Se me hizo un nudo en la garganta. Qué cierto es aquello de que nadie experimenta en cabeza ajena. Sólo cuando atraviesas por determinadas situaciones, eres capaz de comprender a otros que ya las vivieron o las viven.
—Hola —escuchamos la voz de un desconocido al otro lado del teléfono del cuarto del hospital—, mi nombre es Axel y escuché en la radio que necesitan donadores de plaquetas.
—Muchísimas gracias, de momento tenemos suficientes y el banco de sangre nos dice que se echan a perder —respondimos.
—Sólo quiero decirles que yo entiendo lo que es estar en su situación. Mi hermano estuvo muy grave y se salvó gracias a los voluntarios que donaron plaquetas. Eso lo sacó adelante y es algo que nunca voy a olvidar. Así que cuentan conmigo para donar en el momento en que lo necesiten y tengo amigos que estarían felices de hacerlo también. Les dejo mi celular...
Nunca nos dijo su apellido.
Colgué el teléfono y se me salieron las lágrimas. ¡Cómo hay gente buena! ¿Cuántas veces escuché en la radio el llamado a donar sangre?, pero siempre lo desoí con soberbia, indiferencia y un egoísmo tal que hoy me avergüenzo. La reacción inmediata, desinteresada y generosa de muchísimas personas ha sido como el atropello de un camión cósmico, un despertar para ver que no todo mundo es tan egoísta y collón como quien esto escribe.
Al banco de sangre llegaron familia, amigos –cercanos y lejanos–, compañeros de trabajo, amigos de los amigos, lo cual nunca esperamos, y la afluencia fue tal que el banco se saturó. Pero lo que nos dejó en verdad perplejos fue que ¡llegaron personas totalmente desconocidas! No podía creer tanta bondad. Nunca habíamos necesitado pedir sangre o plaquetas. La lección que la vida nos dio como familia nos dejó a cada uno de los integrantes con la boca abierta. Atestiguamos lo que es un acto de compasión, comunidad y solidaridad humana, que nos obliga a retribuirlo de alguna manera.
Hace más ruido el árbol que cae que el bosque que crece. Sumergidos en las noticias dolorosas y en las diferencias políticas, los mexicanos hemos olvidado que sí hay mucha, muchísima gente buena que conforma la mayoría de nuestro país. Hablar de lo malo sólo refuerza lo malo.
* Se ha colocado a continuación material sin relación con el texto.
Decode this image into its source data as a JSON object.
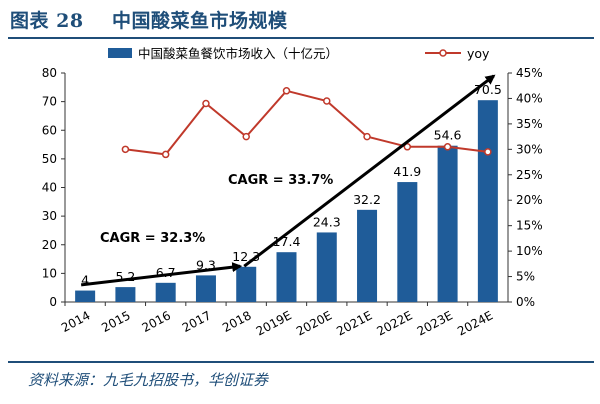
{
  "header": {
    "title_label": "图表 28",
    "title_text": "中国酸菜鱼市场规模"
  },
  "footer": {
    "source": "资料来源：九毛九招股书，华创证券"
  },
  "chart_data": {
    "type": "bar",
    "categories": [
      "2014",
      "2015",
      "2016",
      "2017",
      "2018",
      "2019E",
      "2020E",
      "2021E",
      "2022E",
      "2023E",
      "2024E"
    ],
    "series": [
      {
        "name": "中国酸菜鱼餐饮市场收入（十亿元）",
        "type": "bar",
        "axis": "left",
        "color": "#1f5c99",
        "values": [
          4,
          5.2,
          6.7,
          9.3,
          12.3,
          17.4,
          24.3,
          32.2,
          41.9,
          54.6,
          70.5
        ],
        "labels": [
          "4",
          "5.2",
          "6.7",
          "9.3",
          "12.3",
          "17.4",
          "24.3",
          "32.2",
          "41.9",
          "54.6",
          "70.5"
        ]
      },
      {
        "name": "yoy",
        "type": "line",
        "axis": "right",
        "color": "#c0392b",
        "values": [
          null,
          30,
          29,
          39,
          32.5,
          41.5,
          39.5,
          32.5,
          30.5,
          30.5,
          29.5
        ]
      }
    ],
    "left_axis": {
      "min": 0,
      "max": 80,
      "step": 10,
      "ticks": [
        "0",
        "10",
        "20",
        "30",
        "40",
        "50",
        "60",
        "70",
        "80"
      ]
    },
    "right_axis": {
      "min": 0,
      "max": 45,
      "step": 5,
      "ticks": [
        "0%",
        "5%",
        "10%",
        "15%",
        "20%",
        "25%",
        "30%",
        "35%",
        "40%",
        "45%"
      ]
    },
    "annotations": [
      {
        "text": "CAGR = 32.3%",
        "from_index": 0,
        "from_value": 6,
        "to_index": 4,
        "to_value": 12.5
      },
      {
        "text": "CAGR = 33.7%",
        "from_index": 4,
        "from_value": 12.5,
        "to_index": 10,
        "to_value": 79
      }
    ],
    "legend": {
      "position": "top",
      "entries": [
        "中国酸菜鱼餐饮市场收入（十亿元）",
        "yoy"
      ]
    }
  }
}
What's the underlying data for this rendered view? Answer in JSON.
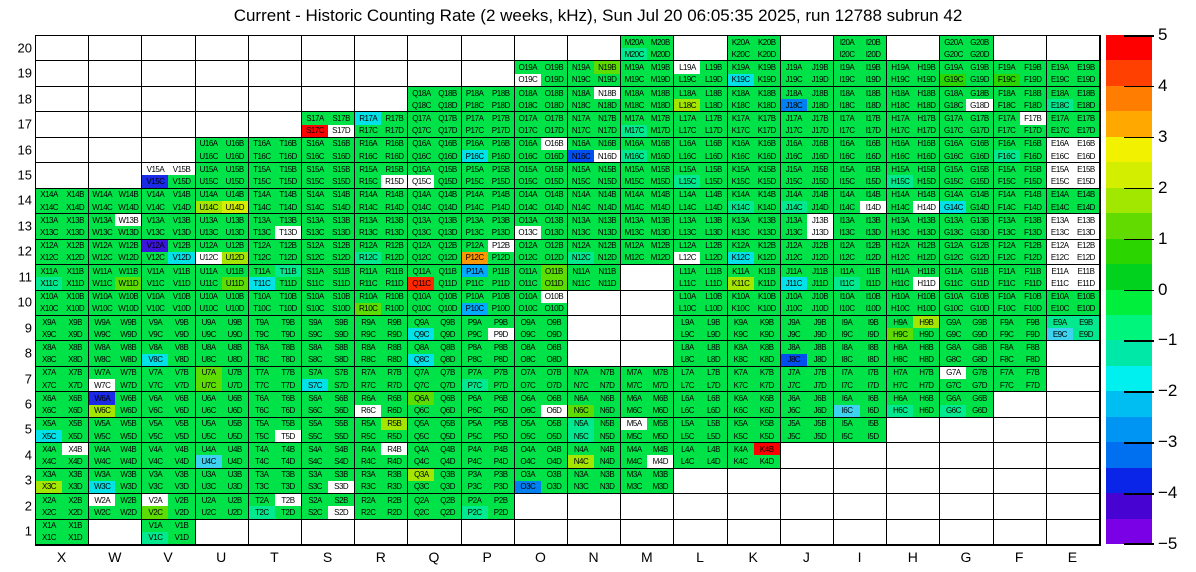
{
  "title": "Current - Historic Counting Rate (2 weeks, kHz), Sun Jul 20 06:05:35 2025, run 12788 subrun 42",
  "palette": {
    "g": "#00e348",
    "w": "#ffffff",
    "red": "#ff0000",
    "ro": "#ff2800",
    "or": "#ff9800",
    "yg": "#d4ee00",
    "lm3": "#c8ec00",
    "lm2": "#a4e600",
    "lm1": "#5cdc00",
    "lm0": "#2bd500",
    "tl": "#00e98e",
    "cy": "#00e2e8",
    "lcy": "#3cd2f0",
    "lb": "#00aaff",
    "db": "#0080f0",
    "b1": "#004df0",
    "b2": "#1b2ae6",
    "b3": "#3c14dc"
  },
  "grid": {
    "columns": [
      "X",
      "W",
      "V",
      "U",
      "T",
      "S",
      "R",
      "Q",
      "P",
      "O",
      "N",
      "M",
      "L",
      "K",
      "J",
      "I",
      "H",
      "G",
      "F",
      "E"
    ],
    "suffixes": [
      "A",
      "B",
      "C",
      "D"
    ],
    "rows_data": [
      {
        "row": 20,
        "cols": "M K I G",
        "special": {
          "M": "g,g,tl,g"
        }
      },
      {
        "row": 19,
        "cols": "O N M L K J I H G F E",
        "special": {
          "O": "g,g,w,g",
          "N": "g,lm1,g,g",
          "L": "w,g,g,g",
          "K": "g,g,cy,g",
          "G": "g,g,lm0,g",
          "F": "g,g,lm0,g"
        }
      },
      {
        "row": 18,
        "cols": "Q P O N M L K J I H G F E",
        "special": {
          "N": "g,w,g,g",
          "L": "g,g,lm2,g",
          "J": "g,g,db,g",
          "G": "g,g,g,w",
          "E": "g,g,tl,g"
        }
      },
      {
        "row": 17,
        "cols": "S R Q P O N M L K J I H G F E",
        "special": {
          "S": "g,g,red,w",
          "R": "cy,g,g,g",
          "M": "g,g,tl,g",
          "F": "g,w,g,g"
        }
      },
      {
        "row": 16,
        "cols": "U T S R Q P O N M L K J I H G F E",
        "special": {
          "P": "g,g,cy,g",
          "O": "g,w,g,g",
          "N": "g,g,b1,w",
          "M": "g,g,tl,g",
          "F": "g,g,tl,g",
          "E": "w,w,w,w"
        }
      },
      {
        "row": 15,
        "cols": "V U T S R Q P O N M L K J I H G F E",
        "special": {
          "V": "w,w,b2,g",
          "R": "g,g,g,w",
          "Q": "g,g,w,g",
          "L": "g,g,tl,g",
          "H": "g,g,tl,g",
          "E": "w,w,w,w"
        }
      },
      {
        "row": 14,
        "cols": "X W V U T S R Q P O N M L K J I H G F E",
        "special": {
          "U": "g,g,lm2,yg",
          "K": "g,g,tl,g",
          "J": "g,g,tl,g",
          "I": "g,g,g,w",
          "H": "g,g,g,w",
          "G": "g,g,cy,g"
        }
      },
      {
        "row": 13,
        "cols": "X W V U T S R Q P O N M L K J I H G F E",
        "special": {
          "W": "g,w,g,g",
          "T": "g,g,g,w",
          "O": "g,g,w,g",
          "J": "g,w,g,w",
          "E": "w,w,w,w"
        }
      },
      {
        "row": 12,
        "cols": "X W V U T S R Q P O N M L K J I H G F E",
        "special": {
          "V": "b3,g,g,cy",
          "U": "g,g,w,lm2",
          "R": "g,g,tl,g",
          "P": "g,w,or,g",
          "N": "g,g,tl,g",
          "L": "g,g,w,g",
          "K": "g,g,cy,g",
          "E": "w,w,w,w"
        }
      },
      {
        "row": 11,
        "cols": "X W V U T S R Q P O N L K J I H G F E",
        "special": {
          "X": "g,g,tl,g",
          "W": "g,g,g,lm1",
          "U": "g,g,g,lm1",
          "T": "g,tl,cy,g",
          "Q": "g,g,ro,g",
          "P": "lb,g,g,g",
          "O": "g,lm1,g,lm1",
          "K": "g,g,lm2,g",
          "J": "g,g,cy,g",
          "I": "g,g,tl,g",
          "H": "g,g,g,w",
          "E": "w,w,w,w"
        }
      },
      {
        "row": 10,
        "cols": "X W V U T S R Q P O L K J I H G F E",
        "special": {
          "R": "g,g,lm1,g",
          "P": "g,g,lb,g",
          "O": "g,w,g,g"
        }
      },
      {
        "row": 9,
        "cols": "X W V U T S R Q P O L K J I H G F E",
        "special": {
          "Q": "g,g,cy,g",
          "P": "g,g,g,w",
          "H": "g,lm2,lm1,g",
          "E": "tl,tl,lcy,tl"
        }
      },
      {
        "row": 8,
        "cols": "X W V U T S R Q P O L K J I H G F",
        "special": {
          "V": "g,g,cy,g",
          "Q": "g,g,cy,g",
          "J": "g,g,b1,g"
        }
      },
      {
        "row": 7,
        "cols": "X W V U T S R Q P O N M L K J I H G F",
        "special": {
          "W": "g,g,w,g",
          "U": "lm1,g,lm1,g",
          "S": "g,g,cy,g",
          "P": "g,g,tl,g",
          "G": "w,g,g,g"
        }
      },
      {
        "row": 6,
        "cols": "X W V U T S R Q P O N M L K J I H G",
        "special": {
          "W": "b2,g,lm2,g",
          "R": "g,g,w,g",
          "Q": "lm1,g,g,g",
          "O": "g,g,g,w",
          "N": "g,g,lm1,g",
          "I": "g,g,lcy,g",
          "H": "g,g,tl,g",
          "G": "g,g,tl,g"
        }
      },
      {
        "row": 5,
        "cols": "X W V U T S R Q P O N M L K J I",
        "special": {
          "X": "g,g,cy,g",
          "T": "g,g,g,w",
          "R": "g,lm2,g,g",
          "N": "tl,g,tl,g",
          "M": "w,g,g,g"
        }
      },
      {
        "row": 4,
        "cols": "X W V U T S R Q P O N M L K",
        "special": {
          "X": "g,w,g,g",
          "U": "g,g,lcy,g",
          "R": "g,w,g,g",
          "N": "g,g,lm2,g",
          "M": "g,g,g,w",
          "K": "g,red,g,g"
        }
      },
      {
        "row": 3,
        "cols": "X W V U T S R Q P O N M",
        "special": {
          "X": "g,g,lm2,g",
          "W": "g,g,cy,g",
          "S": "g,g,g,w",
          "Q": "lm2,g,g,g",
          "O": "g,g,db,g"
        }
      },
      {
        "row": 2,
        "cols": "X W V U T S R Q P",
        "special": {
          "W": "w,g,g,g",
          "V": "w,g,lm1,g",
          "T": "g,w,tl,g",
          "S": "g,g,g,w",
          "P": "g,g,tl,g"
        }
      },
      {
        "row": 1,
        "cols": "X V",
        "special": {
          "V": "g,g,tl,g"
        }
      }
    ]
  },
  "colorbar": {
    "segments": [
      "#ff0000",
      "#ff4000",
      "#ff7d00",
      "#ffa800",
      "#f2f200",
      "#d4ee00",
      "#a2e700",
      "#62dc00",
      "#2bd500",
      "#00d21e",
      "#00ee3c",
      "#00f57d",
      "#00e8a8",
      "#00f0f0",
      "#00bdf2",
      "#0095f2",
      "#0070f0",
      "#0a24e8",
      "#4603d2",
      "#7a00e6"
    ],
    "tick_labels": [
      "5",
      "4",
      "3",
      "2",
      "1",
      "0",
      "−1",
      "−2",
      "−3",
      "−4",
      "−5"
    ],
    "min": -5,
    "max": 5
  },
  "chart_data": {
    "type": "heatmap",
    "title": "Current - Historic Counting Rate (2 weeks, kHz), Sun Jul 20 06:05:35 2025, run 12788 subrun 42",
    "xlabel": "",
    "ylabel": "",
    "x_categories": [
      "X",
      "W",
      "V",
      "U",
      "T",
      "S",
      "R",
      "Q",
      "P",
      "O",
      "N",
      "M",
      "L",
      "K",
      "J",
      "I",
      "H",
      "G",
      "F",
      "E"
    ],
    "y_categories": [
      20,
      19,
      18,
      17,
      16,
      15,
      14,
      13,
      12,
      11,
      10,
      9,
      8,
      7,
      6,
      5,
      4,
      3,
      2,
      1
    ],
    "value_range": [
      -5,
      5
    ],
    "legend_position": "right",
    "notable_values": {
      "S17C": 5,
      "Q11C": 4.7,
      "K4B": 5,
      "P12C": 3.2,
      "U14D": 2.4,
      "U12D": 2.1,
      "L18C": 2,
      "U14C": 2,
      "K11C": 2,
      "H9B": 2,
      "R5B": 2,
      "W6C": 2,
      "N4C": 2,
      "Q3A": 2,
      "X3C": 2,
      "R17A": -1.7,
      "P16C": -1.7,
      "V12D": -1.7,
      "K12C": -1.7,
      "T11C": -1.7,
      "J11C": -1.7,
      "Q9C": -1.7,
      "Q8C": -1.7,
      "V8C": -1.7,
      "S7C": -1.7,
      "X5C": -1.7,
      "W3C": -1.7,
      "G14C": -1.7,
      "K19C": -1.7,
      "E9C": -2.2,
      "I6C": -2.2,
      "U4C": -2.2,
      "P11A": -2.4,
      "P10C": -2.4,
      "J18C": -2.7,
      "O3C": -2.7,
      "J8C": -3.2,
      "N16C": -3.2,
      "V15C": -3.8,
      "W6A": -3.8,
      "V12A": -4.2,
      "default_green": 0,
      "white_cells": "no data"
    }
  }
}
Hablemos también de lo bueno.
¿Qué es lo más valioso que tienes después de la vida? Tu salud y tu tiempo, ¿cierto? Pues en casos como éste lo que donas es exactamente eso: tu tiempo y salud. Y si, además, no conoces a la persona que la necesita, el hecho se convierte en un acto heroico.
Sólo piensa, querido lector, querida lectora: a pesar de los problemas que cada quien vive, a pesar de las distancias, del tráfico; a pesar de la incomodidad que significa salir de la rutina, anteponer las necesidades de otros a las tuyas, el tener que formarte, esperar y llenar un cuestionario interminable; someterte a un procedimiento en el que te pican la vena para ver si eres candidato, en el que después tienes que esperar diez minutos a que te digan si lo fuiste o no, y de serlo, entonces recibir otro pinchazo para sacarte por 15 minutos el líquido que te da vida, o bien, tomar una hora y media de tu tiempo en caso de que dones plaquetas. Es algo a lo que no se le puede asignar ningún precio. La sangre no se puede vender ni comprar. No se puede almacenar por mucho tiempo ni producir de manera sintética. Entonces, no hay joya, objeto material que se le pueda comparar: donar vida es simplemente el mejor regalo.
La edad me impide ahora donar sangre, mas la gratitud que a toda la familia nos queda en el corazón hará que, de alguna manera, retribuyamos este acto de infinita generosidad.